Since the 18th century, Latvia has been in a state of being fought over and controlled by different countries and local powers. Sweden/Poland/Russia/Soviet Union/Nazi Germany/Soviet Union, until the 1980s, with the development of the Baltic independence movement, Latvia finally declared independence. In recent years, Latvia faces serious population issues. The population has decreased from 2.7 million at independence to 1.9 million. Growing up in such a country and society, would one think about the day when humans disappear from this world? I think it's highly possible. On the other hand, the great flood in the film reminds me of Latvia's turbulent history beyond its control. Human struggles are like disasters of great floods, always coming and going, never ceasing. In such struggles, even if we try our hardest, we can only get moments of respite. Isn't this like the ending of the story, where just as the little black cats escape danger, they discover another flood is coming?

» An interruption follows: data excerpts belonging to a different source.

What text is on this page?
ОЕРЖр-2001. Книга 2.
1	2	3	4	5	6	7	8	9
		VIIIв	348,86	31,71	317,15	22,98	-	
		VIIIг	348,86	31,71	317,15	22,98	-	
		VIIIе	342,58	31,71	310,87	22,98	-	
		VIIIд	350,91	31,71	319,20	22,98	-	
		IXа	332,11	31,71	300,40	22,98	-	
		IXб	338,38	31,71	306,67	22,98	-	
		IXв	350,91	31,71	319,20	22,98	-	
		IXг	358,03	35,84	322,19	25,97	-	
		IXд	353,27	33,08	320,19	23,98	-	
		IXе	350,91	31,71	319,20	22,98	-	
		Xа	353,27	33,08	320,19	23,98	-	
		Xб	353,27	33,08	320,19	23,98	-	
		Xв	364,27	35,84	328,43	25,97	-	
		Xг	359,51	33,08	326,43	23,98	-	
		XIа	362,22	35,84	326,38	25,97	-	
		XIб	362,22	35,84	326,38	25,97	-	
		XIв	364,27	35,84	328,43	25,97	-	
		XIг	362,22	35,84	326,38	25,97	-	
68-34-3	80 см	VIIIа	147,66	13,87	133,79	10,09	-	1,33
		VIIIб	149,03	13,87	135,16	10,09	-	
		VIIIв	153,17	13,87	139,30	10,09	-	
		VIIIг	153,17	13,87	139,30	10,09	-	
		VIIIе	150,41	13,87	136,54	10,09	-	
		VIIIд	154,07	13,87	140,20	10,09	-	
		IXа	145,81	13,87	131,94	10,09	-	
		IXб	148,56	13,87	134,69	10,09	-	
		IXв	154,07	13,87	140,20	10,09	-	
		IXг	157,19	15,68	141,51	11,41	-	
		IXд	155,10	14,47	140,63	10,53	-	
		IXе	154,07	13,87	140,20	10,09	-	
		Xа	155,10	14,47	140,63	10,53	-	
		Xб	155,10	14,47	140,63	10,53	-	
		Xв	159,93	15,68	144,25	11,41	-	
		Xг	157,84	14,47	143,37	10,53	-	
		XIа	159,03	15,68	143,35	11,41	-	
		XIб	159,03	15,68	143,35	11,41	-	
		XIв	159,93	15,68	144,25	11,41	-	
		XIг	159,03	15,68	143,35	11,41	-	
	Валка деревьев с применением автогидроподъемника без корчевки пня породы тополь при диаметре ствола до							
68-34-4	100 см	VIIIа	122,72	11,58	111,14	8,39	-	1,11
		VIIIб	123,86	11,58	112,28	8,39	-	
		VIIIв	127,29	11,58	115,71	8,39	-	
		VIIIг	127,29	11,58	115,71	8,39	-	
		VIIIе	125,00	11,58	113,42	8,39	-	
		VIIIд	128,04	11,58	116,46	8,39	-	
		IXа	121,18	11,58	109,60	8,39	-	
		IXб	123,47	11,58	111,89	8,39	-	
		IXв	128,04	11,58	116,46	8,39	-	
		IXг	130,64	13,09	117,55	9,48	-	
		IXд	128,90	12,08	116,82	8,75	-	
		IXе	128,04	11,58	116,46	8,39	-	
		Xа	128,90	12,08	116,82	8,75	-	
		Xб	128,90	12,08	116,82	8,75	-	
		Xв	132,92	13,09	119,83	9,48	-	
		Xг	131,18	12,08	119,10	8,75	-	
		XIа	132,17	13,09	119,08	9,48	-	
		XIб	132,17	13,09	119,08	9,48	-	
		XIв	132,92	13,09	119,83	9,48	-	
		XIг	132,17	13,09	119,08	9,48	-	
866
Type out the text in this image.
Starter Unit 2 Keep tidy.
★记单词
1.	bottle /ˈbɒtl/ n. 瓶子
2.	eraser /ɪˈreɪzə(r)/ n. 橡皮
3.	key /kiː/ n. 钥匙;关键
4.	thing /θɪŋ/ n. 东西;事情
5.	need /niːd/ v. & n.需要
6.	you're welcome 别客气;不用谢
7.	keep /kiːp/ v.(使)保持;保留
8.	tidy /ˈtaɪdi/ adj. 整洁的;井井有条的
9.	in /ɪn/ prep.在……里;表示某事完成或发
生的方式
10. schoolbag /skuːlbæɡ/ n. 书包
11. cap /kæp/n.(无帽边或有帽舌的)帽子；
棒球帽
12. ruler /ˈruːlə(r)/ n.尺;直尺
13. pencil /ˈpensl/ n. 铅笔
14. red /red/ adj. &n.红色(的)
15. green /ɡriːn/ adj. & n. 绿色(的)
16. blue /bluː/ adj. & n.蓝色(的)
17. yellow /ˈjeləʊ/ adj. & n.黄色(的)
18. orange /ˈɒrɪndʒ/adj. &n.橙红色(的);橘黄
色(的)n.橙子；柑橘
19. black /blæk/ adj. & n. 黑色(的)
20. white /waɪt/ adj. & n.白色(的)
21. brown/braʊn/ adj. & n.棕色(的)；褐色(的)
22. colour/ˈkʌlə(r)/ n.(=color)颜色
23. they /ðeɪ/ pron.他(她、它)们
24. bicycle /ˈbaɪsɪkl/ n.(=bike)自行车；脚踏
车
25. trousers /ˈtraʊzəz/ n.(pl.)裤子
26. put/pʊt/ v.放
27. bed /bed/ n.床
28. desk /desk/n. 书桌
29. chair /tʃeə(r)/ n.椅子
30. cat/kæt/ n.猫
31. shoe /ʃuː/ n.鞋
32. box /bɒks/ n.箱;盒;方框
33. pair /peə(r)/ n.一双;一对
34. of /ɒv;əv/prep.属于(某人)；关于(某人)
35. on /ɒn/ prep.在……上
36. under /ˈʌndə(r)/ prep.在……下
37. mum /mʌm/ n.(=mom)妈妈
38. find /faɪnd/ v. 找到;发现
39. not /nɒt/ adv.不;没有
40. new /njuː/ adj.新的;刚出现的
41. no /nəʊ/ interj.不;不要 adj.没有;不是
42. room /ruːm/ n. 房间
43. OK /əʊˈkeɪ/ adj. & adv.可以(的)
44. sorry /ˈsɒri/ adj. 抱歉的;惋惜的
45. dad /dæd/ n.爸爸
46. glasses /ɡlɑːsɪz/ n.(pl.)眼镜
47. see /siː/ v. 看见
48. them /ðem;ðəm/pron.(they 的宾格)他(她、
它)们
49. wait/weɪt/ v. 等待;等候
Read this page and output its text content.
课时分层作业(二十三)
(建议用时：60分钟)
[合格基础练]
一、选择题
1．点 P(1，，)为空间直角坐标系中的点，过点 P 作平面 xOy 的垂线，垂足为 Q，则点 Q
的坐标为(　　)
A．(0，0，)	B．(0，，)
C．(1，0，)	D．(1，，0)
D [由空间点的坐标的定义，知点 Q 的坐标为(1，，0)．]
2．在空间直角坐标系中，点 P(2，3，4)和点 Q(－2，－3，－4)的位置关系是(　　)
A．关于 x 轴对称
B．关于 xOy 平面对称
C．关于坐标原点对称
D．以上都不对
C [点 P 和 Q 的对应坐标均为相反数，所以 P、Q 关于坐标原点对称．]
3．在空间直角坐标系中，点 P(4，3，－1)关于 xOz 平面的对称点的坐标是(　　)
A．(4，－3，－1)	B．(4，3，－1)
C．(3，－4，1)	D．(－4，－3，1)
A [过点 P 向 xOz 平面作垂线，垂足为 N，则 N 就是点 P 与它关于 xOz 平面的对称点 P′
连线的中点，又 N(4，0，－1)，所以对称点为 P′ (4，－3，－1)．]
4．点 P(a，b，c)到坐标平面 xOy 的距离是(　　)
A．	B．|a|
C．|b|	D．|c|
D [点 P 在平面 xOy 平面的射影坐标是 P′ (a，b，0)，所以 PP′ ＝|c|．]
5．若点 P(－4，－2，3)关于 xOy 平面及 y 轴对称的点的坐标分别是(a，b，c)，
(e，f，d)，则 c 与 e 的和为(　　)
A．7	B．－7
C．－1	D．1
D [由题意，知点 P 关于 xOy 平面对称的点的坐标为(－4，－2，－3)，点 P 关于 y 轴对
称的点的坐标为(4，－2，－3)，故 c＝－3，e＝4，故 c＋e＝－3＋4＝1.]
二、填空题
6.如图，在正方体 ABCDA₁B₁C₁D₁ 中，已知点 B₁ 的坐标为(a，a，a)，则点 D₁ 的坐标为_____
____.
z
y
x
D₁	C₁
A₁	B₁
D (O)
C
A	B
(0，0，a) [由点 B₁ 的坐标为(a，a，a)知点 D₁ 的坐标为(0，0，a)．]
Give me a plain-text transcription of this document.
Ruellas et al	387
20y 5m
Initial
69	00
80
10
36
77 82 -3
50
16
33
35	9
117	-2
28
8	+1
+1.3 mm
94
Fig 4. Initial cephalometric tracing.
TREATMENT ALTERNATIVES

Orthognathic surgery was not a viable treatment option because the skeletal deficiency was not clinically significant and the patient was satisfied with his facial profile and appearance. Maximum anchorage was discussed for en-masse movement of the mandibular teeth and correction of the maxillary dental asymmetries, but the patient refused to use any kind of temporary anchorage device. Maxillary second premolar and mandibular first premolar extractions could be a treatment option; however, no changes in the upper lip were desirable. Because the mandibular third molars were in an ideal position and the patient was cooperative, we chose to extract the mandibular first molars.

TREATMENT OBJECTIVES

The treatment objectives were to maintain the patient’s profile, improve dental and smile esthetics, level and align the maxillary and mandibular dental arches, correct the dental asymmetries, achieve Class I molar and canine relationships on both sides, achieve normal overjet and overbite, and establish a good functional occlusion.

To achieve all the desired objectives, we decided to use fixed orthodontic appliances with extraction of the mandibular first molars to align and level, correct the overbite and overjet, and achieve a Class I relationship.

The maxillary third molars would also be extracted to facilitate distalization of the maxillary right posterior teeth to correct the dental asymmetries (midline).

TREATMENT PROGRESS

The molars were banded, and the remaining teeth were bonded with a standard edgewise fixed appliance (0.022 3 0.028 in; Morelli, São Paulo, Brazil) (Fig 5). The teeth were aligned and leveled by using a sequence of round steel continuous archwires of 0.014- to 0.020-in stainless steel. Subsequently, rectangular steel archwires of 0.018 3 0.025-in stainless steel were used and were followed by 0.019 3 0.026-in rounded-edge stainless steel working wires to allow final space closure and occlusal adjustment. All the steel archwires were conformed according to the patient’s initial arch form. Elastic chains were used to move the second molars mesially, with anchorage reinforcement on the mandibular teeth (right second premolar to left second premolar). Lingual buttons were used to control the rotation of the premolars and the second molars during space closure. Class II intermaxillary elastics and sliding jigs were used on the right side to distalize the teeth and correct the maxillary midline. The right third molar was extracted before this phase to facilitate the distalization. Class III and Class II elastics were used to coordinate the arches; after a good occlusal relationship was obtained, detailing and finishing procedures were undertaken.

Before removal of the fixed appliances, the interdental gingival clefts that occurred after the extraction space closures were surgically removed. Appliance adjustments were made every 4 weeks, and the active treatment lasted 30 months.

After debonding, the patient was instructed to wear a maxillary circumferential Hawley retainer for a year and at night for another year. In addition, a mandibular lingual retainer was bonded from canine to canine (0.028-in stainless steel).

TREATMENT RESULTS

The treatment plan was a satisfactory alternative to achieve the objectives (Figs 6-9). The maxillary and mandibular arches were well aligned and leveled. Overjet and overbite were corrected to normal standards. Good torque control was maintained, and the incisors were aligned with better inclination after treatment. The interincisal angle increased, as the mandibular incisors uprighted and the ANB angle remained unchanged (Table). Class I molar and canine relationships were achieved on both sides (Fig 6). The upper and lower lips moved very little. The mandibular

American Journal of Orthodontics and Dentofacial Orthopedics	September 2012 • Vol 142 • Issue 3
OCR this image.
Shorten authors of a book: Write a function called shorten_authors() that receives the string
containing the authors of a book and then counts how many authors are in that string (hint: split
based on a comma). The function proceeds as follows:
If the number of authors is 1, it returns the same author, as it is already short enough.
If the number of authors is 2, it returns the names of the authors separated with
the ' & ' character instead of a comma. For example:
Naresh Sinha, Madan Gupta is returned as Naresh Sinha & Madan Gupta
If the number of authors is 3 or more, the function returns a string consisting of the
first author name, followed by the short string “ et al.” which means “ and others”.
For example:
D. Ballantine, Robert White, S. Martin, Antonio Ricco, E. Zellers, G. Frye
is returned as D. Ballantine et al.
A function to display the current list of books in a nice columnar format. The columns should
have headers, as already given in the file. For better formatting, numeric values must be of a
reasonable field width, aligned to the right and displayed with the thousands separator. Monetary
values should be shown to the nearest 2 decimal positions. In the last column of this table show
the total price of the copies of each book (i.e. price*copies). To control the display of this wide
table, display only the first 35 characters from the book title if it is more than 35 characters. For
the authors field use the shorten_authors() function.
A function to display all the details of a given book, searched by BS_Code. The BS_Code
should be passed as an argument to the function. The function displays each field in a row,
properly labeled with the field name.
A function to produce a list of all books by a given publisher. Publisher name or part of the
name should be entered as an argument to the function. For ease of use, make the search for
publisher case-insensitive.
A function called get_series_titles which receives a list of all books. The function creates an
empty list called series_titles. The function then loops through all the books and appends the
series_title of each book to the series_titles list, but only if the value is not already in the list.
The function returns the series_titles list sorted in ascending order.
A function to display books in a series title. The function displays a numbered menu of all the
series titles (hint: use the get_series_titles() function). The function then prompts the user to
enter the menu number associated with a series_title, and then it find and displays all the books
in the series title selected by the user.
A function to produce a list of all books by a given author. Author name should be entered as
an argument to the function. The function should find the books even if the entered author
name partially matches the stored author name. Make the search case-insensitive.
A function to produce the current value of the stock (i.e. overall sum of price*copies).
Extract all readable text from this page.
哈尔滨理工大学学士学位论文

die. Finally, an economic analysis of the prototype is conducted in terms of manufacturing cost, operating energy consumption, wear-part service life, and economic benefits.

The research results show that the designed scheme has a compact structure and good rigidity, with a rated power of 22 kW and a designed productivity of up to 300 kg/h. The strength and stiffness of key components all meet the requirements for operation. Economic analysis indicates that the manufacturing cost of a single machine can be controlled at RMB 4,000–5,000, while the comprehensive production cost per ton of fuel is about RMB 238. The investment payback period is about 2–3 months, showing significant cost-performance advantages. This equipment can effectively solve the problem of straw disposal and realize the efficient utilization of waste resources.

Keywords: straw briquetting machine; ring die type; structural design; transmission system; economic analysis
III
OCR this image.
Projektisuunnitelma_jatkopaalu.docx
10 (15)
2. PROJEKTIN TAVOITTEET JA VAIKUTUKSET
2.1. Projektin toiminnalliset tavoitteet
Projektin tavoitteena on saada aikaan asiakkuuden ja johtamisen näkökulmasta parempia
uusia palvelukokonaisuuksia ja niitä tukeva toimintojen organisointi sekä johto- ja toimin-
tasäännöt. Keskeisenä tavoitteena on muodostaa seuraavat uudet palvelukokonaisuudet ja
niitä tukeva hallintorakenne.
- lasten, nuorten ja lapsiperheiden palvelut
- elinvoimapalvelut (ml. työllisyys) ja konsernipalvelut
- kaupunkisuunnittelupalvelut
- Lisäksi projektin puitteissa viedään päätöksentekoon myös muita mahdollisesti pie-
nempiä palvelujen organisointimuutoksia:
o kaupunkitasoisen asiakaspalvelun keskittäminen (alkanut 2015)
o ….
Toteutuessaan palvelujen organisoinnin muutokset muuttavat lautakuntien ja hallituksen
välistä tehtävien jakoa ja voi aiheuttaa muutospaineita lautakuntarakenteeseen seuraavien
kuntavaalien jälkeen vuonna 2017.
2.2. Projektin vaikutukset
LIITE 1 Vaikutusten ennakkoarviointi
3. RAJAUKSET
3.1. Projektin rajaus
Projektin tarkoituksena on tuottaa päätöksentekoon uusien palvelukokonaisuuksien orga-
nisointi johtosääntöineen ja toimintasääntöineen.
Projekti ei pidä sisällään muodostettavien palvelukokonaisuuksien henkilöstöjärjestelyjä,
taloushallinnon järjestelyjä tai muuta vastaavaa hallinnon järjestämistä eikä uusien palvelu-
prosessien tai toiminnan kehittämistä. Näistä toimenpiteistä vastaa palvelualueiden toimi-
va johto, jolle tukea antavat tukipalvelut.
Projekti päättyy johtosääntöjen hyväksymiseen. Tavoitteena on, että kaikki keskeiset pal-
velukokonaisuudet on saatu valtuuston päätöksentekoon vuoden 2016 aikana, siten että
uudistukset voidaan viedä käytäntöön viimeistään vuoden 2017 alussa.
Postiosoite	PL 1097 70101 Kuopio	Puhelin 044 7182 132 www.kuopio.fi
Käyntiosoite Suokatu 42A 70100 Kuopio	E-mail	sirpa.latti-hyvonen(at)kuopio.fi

And what can we do? As individual humans, it seems we can't do much. We can only try to survive in the flood of fate. If possible, treat each other kindly. When there are moments of peace, enjoy these moments with friends. This is also my self-admonition after watching Flow: even if feeling pessimistic about all grand narratives, we should try our best to cherish ourselves, cherish specific lives and each day. Because from time to time, good things still happen.

Like this year's Oscars. Although overall, I feel the Oscars are becoming increasingly boring/conservative and cunning, Flow's win still makes me feel the Oscars did something good. It shows me a return to film storytelling: in an era of mature technology and excessive special effects, dazzling effects pass like clouds, while stories that touch hearts can be savored endlessly. Also, when I saw Flow win the Oscar, and the cat had become Latvia's most popular image, with people erecting various statues of the cat from the film on the streets, I felt a long-lost happiness of film reaching into reality.
Even if Latvia's population continues to decline one day, even if humans might disappear from this Earth one day, we don't need to grieve too early for this. At this moment, we have rejoiced or cried together for vivid life, and that is already the value and meaning of existence.